Herposiphonia fissidentoides (Holmes) Okamura. (A) Vegetative thallus showing d/d/d/i branching pattern (d, determinate branch; i, indeterminate branch). (B) Apical part of main axis. (C) Rhizoids cut-off from pericentral cells. (D) Cross section of primary axis. (E–G) Cross sections of determinate branches. (H) Straight arrangement of tetrasporangia along determinate branches. (I) Terminal portions of spermatangial branches on fertile branches.
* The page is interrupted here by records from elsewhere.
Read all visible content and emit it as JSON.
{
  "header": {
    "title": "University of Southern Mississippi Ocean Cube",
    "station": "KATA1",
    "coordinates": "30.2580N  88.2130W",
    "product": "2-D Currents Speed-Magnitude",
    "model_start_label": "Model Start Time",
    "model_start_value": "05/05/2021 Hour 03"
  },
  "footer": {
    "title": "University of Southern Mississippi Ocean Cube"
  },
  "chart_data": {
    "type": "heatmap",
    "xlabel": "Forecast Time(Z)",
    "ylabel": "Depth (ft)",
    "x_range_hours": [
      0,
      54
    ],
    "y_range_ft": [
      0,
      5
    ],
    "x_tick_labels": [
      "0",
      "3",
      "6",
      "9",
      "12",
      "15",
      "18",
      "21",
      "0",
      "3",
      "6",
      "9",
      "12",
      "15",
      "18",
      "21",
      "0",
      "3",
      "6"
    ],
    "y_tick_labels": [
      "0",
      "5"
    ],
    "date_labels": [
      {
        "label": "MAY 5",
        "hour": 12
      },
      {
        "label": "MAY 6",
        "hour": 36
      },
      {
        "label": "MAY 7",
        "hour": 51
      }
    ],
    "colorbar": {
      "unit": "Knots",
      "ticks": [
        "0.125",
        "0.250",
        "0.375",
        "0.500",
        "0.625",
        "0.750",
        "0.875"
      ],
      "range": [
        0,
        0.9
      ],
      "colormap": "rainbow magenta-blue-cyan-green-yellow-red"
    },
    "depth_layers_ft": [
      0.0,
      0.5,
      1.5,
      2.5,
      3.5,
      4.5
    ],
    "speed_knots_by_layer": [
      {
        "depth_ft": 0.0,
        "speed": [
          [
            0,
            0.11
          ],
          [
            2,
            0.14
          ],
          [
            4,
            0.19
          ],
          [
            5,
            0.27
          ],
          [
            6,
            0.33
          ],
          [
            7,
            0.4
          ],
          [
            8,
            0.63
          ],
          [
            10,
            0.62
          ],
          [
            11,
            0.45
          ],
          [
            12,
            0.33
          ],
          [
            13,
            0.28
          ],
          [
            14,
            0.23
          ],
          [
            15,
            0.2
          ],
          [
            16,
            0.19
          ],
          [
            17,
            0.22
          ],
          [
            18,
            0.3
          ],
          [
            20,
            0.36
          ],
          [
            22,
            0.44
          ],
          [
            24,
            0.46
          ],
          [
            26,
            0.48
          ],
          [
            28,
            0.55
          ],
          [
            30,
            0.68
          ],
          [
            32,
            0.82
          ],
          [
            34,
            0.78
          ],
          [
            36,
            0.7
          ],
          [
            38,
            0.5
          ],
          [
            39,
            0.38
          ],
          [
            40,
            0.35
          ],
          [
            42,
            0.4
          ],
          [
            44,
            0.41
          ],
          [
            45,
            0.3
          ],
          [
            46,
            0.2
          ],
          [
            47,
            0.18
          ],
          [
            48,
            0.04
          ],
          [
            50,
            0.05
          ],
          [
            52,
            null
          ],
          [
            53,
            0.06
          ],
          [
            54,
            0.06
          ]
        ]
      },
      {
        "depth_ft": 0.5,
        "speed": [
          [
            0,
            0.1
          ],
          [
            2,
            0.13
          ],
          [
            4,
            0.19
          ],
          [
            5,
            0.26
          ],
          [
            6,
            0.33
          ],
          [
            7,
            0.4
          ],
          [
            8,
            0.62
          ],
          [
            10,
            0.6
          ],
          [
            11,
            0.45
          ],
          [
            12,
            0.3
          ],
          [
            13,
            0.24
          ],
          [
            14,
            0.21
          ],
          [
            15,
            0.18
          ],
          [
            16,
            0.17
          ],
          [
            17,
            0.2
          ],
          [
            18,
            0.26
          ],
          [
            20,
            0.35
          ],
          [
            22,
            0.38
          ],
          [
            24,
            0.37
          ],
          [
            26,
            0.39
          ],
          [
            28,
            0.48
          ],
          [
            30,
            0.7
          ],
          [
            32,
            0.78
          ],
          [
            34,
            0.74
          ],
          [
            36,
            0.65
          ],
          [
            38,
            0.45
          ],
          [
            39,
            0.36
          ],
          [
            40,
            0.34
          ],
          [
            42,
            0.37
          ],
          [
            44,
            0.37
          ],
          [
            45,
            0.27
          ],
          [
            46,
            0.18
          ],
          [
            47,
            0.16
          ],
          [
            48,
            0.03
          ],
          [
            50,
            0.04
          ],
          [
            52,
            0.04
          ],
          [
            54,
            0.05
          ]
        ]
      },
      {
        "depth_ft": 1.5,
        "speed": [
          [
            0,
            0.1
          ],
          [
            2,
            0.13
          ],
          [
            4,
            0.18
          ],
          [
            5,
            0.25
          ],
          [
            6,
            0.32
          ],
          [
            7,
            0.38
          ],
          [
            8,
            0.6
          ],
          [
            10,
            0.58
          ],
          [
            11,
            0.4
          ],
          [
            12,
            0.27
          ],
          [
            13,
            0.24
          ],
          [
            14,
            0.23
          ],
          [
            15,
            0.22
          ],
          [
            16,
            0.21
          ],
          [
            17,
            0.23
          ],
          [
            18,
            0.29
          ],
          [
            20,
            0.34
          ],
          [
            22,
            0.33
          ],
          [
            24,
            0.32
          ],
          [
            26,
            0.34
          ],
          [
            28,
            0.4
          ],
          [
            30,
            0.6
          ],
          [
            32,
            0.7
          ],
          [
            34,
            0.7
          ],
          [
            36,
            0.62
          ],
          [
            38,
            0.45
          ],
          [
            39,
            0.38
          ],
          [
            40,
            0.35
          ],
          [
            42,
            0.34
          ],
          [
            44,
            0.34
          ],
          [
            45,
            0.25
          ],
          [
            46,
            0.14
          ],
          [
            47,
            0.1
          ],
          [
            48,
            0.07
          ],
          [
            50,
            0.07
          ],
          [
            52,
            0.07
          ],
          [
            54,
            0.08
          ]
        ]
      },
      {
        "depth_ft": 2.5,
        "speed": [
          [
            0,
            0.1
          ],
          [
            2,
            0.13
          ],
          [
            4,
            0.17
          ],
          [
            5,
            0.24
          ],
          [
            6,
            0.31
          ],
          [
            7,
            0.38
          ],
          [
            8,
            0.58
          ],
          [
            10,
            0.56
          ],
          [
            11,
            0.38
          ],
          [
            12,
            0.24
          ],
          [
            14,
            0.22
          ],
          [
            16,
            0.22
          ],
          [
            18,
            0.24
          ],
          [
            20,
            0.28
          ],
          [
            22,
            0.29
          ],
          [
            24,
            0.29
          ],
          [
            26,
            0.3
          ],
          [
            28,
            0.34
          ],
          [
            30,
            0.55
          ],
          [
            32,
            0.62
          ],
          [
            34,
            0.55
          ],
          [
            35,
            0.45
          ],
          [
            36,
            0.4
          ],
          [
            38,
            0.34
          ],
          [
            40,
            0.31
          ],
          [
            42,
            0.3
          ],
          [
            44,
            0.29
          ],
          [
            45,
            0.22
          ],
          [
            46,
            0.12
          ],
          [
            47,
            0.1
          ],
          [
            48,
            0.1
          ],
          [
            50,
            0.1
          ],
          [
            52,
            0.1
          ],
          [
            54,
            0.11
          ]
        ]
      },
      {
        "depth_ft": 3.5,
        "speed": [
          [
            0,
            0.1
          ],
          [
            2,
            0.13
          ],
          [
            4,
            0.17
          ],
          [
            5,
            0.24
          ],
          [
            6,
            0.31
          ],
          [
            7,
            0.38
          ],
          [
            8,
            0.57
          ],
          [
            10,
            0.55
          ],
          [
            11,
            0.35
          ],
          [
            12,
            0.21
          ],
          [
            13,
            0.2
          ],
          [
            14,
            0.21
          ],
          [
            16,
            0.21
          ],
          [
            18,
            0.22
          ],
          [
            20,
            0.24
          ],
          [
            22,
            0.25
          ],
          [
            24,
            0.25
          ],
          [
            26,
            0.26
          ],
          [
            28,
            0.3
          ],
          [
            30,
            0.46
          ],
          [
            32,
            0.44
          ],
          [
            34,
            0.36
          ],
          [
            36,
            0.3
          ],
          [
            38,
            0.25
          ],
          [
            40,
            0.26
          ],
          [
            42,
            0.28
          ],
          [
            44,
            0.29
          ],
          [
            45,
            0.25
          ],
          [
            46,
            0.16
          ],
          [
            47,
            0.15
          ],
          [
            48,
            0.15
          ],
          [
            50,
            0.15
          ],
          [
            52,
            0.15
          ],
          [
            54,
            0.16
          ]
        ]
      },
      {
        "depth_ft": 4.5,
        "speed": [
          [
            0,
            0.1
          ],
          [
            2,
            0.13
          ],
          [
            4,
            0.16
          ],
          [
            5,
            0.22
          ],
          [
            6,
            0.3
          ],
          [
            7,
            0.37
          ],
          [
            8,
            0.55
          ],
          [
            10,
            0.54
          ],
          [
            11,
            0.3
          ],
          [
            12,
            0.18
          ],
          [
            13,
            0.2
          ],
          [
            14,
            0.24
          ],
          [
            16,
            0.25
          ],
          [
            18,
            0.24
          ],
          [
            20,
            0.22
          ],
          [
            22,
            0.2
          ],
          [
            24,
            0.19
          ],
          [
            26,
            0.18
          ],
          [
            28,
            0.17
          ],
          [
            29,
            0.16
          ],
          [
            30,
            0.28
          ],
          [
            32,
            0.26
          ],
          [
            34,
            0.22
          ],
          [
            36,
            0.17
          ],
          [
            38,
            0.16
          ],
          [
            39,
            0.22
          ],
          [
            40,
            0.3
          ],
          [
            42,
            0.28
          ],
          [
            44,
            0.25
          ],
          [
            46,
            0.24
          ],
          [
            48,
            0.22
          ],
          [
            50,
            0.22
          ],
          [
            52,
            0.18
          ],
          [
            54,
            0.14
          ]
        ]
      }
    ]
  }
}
Scale bars represent: A & H, 200 μm; B, C & I, 100 μm; D–G, 40 μm.

Fig. 8

Herposiphonia insidiosa (Greville ex J. Agardh) Falkenberg. (A) Vegetative thallus showing d/d/d/i branching pattern (d, determinate branch; i, indeterminate branch). (B) Apical part of main axis. (C) Apical part of a determinate branch showing a trichoblast. (D) Cross section of primary axis. (E) Cross section of a determinate branch. (F) A rhizoid cut-off from pericentral cells. Scale bars represent: A, 200 μm; B & C, 50 μm; D & E, 20 μm; F, 100 μm.

Fig. 9

Herposiphonia parca Setchell. (A) Vegetative thallus collected from Sagye, Jeju, Korea. (B) Branches showing d/d/d/i pattern (d, determinate branch; i, indeterminate branch). (C) Apical part of a determinate branch showing absence of vegetative trichoblast. (D) Cross section of a determinate branch. (E & F) Cross section of primary axis. (G) Rhizoids cut-off from pericentral cells. Scale bars represent: A & B, 200 μm; C, F & G, 100 μm; D, 20 μm; E, 40 μm.

Fig. 10

Herposiphonia subdisticha Okamura. (A) Vegetative thallus showing d/d/d/i branching pattern (d, determinate branch; i, indeterminate branch). (B) Apical part of determinate branches without vegetative trichoblast. (C) Cross section of primary axis. (D) Cross section of a determinate branch. (E) Spermatangial branch. Scale bars represent: A, 500 μm; B, C & E, 50 μm; D, 10 μm.